Chiaramente, come emerso dalla discussione della tavola rotonda di oggi, il futuro risiede sempre più nella vendita di servizi – integrati al prodotto, che rimane alla base – ma comunque vendita di servizi.
Sto notando in questi ultimi tempi, e l’indagine dell’Osservatorio che abbiamo presentato oggi lo conferma, che le aziende hanno sempre più bisogno di nuovi servizi, ma che il mondo assicurativo non ha ancora colto questa necessità.
L’opportunità è stata invece colta dal mondo della consulenza. Non a caso nei nostri Master abbiamo molti dipendenti di società di consulenza – che vogliono crescere in competenze per vendere il servizio – e ne abbiamo pochi di compagnie di assicurazione.
Il mio augurio per il futuro è che la situazione si possa invertire e che il mondo assicurativo, anche quello nazionale italiano, capisca l’importanza di questa opportunità e cominci ad attrezzare le competenze al proprio interno. Il problema è, infatti, quello di creare al proprio interno delle competenze vere e altamente specialistiche, per dare un servizio al mondo delle imprese.

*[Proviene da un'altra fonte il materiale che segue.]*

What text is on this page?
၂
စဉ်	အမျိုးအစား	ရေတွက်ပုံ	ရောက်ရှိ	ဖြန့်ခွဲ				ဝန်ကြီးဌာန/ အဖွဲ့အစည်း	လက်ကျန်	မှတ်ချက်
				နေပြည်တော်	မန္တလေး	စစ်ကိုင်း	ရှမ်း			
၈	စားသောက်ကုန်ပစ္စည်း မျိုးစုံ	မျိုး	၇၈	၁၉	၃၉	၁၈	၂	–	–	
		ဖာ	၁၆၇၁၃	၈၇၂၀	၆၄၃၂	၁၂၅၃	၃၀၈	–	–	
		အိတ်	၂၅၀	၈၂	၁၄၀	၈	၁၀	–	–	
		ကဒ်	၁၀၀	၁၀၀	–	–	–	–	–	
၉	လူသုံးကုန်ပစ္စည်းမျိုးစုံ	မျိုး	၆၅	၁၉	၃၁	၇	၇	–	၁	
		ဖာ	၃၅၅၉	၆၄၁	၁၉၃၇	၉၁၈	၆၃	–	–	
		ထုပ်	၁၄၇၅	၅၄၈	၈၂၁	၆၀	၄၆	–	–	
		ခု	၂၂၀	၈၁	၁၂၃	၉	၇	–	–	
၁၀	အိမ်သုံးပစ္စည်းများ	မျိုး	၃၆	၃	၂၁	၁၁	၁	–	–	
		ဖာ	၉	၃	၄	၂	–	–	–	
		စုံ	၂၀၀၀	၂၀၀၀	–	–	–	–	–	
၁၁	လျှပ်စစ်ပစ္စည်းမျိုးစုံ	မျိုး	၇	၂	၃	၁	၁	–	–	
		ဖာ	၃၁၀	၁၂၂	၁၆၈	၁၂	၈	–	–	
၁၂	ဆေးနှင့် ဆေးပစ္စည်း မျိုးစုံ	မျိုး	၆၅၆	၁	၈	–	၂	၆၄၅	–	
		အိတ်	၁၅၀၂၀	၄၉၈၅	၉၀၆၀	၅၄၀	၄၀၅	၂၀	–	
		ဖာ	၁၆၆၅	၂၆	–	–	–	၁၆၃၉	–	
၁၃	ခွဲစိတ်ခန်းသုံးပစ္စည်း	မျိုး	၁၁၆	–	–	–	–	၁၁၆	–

Le cito in finale un’esperienza diretta. Quando ero presidente della Zurigo, nel 1989, avevo creato il primo risk engineer d’Italia. Si era formato con 3 mesi di corso a Zurigo e 3 mesi di corso a Chicago e, una volta tornato in Italia, possedeva un elevatissimo know how in materia di gestione dei rischi. Abbiamo inizialmente offerto questo servizio alle aziende clienti di Zurigo in forma gratuita, e tutte lo hanno accolto in maniera molto positiva, perché dava un valore aggiunto. Decidemmo in un secondo tempo di fare pagare questo servizio, con grossa preoccupazione. E la mia sorpresa è stata quella che tutti coloro che avevano usufruito del servizio gratuitamente hanno poi pagato per mantenerlo. Questo significa che se ci sono competenze e know how le imprese sono disposte ad investire. Il vero problema è trovare, in Italia, questo tipo di competenze.

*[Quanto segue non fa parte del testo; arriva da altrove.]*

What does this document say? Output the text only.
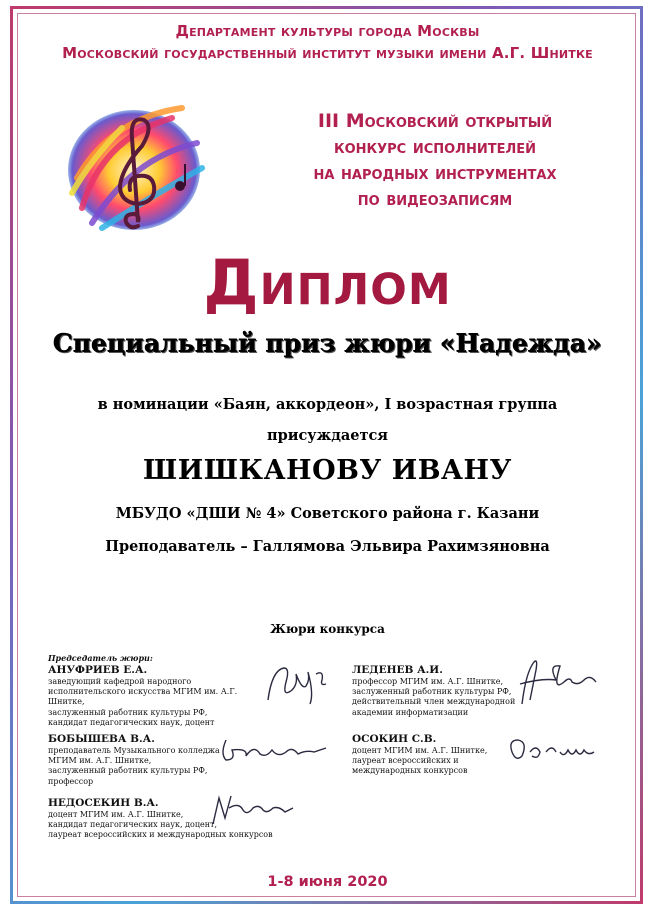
Департамент культуры города Москвы
Московский государственный институт музыки имени А.Г. Шнитке
III Московский открытый
конкурс исполнителей
на народных инструментах
по видеозаписям
Диплом
Специальный приз жюри «Надежда»
в номинации «Баян, аккордеон», I возрастная группа
присуждается
ШИШКАНОВУ ИВАНУ
МБУДО «ДШИ № 4» Советского района г. Казани
Преподаватель – Галлямова Эльвира Рахимзяновна
Жюри конкурса
Председатель жюри:
АНУФРИЕВ Е.А.
заведующий кафедрой народного
исполнительского искусства МГИМ им. А.Г. Шнитке,
заслуженный работник культуры РФ,
кандидат педагогических наук, доцент
ЛЕДЕНЕВ А.И.
профессор МГИМ им. А.Г. Шнитке,
заслуженный работник культуры РФ,
действительный член международной
академии информатизации
БОБЫШЕВА В.А.
преподаватель Музыкального колледжа
МГИМ им. А.Г. Шнитке,
заслуженный работник культуры РФ,
профессор
ОСОКИН С.В.
доцент МГИМ им. А.Г. Шнитке,
лауреат всероссийских и
международных конкурсов
НЕДОСЕКИН В.А.
доцент МГИМ им. А.Г. Шнитке,
кандидат педагогических наук, доцент,
лауреат всероссийских и международных конкурсов
1-8 июня 2020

Il mondo dei periti si trova ai margini rispetto ai ragionamenti fatti questa mattina. Tuttavia è emerso più volte il tema della scarsa cultura, consapevolezza e padronanza del rischio. In che modo il mondo peritale, che rappresenta il tassello finale del processo assicurativo, può influenzare questa percezione?
Oggi si è parlato molto di accelerazione del cambiamento ed il mondo peritale è attualmente in pieno processo di accelerazione del cambiamento. Credo che il mondo degli studi professionali peritali sia molto avvantaggiato. Ad esempio, i periti conoscono tutto sul sinistro e, nell’ottica della prevenzione, una delle regole basilari consiste proprio nell’imparare dagli errori. Quindi, oggi, il mondo degli studi professionali dei periti è potenzialmente la struttura ideale per fare prevenzione, perché capisce cosa è mancato in quell’azienda per quel sinistro.

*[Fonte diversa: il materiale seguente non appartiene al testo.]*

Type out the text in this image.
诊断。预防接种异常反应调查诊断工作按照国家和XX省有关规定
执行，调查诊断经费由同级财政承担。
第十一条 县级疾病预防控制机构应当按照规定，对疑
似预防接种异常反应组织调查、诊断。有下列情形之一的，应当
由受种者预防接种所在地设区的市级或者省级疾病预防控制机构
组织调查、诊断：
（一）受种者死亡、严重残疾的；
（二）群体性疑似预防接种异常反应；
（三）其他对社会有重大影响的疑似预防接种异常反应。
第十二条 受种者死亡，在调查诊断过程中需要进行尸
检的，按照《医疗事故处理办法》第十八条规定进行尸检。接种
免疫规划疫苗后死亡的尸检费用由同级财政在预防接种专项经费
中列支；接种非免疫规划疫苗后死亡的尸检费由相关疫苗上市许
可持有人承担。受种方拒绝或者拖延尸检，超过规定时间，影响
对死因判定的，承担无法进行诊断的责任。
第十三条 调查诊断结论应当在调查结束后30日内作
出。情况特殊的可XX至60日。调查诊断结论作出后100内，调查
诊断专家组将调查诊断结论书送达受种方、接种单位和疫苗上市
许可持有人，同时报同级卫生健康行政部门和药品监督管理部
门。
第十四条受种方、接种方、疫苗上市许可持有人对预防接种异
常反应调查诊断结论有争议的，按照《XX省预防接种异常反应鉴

E’ necessario per gli studi peritali, però, passare dal concetto di finalizzare questa qualità in ottica di business, quindi crescere in competenze sulla prevenzione, per fornire alle aziende – non alle Compagnie, ma alle aziende – che hanno avuto il sinistro, servizi di consulenza anche nell’ottica di risk prevention.
Vedo già che nel mercato dei periti italiani qualche studio professionale comincia ad imboccare su questa strada, e credo che questa sarà la strada del futuro.
Il vero problema, tuttavia, è l’accelerazione al cambiamento, ovvero – come dico spesso – avere il cervello “spugna” e non il cervello “marmo”.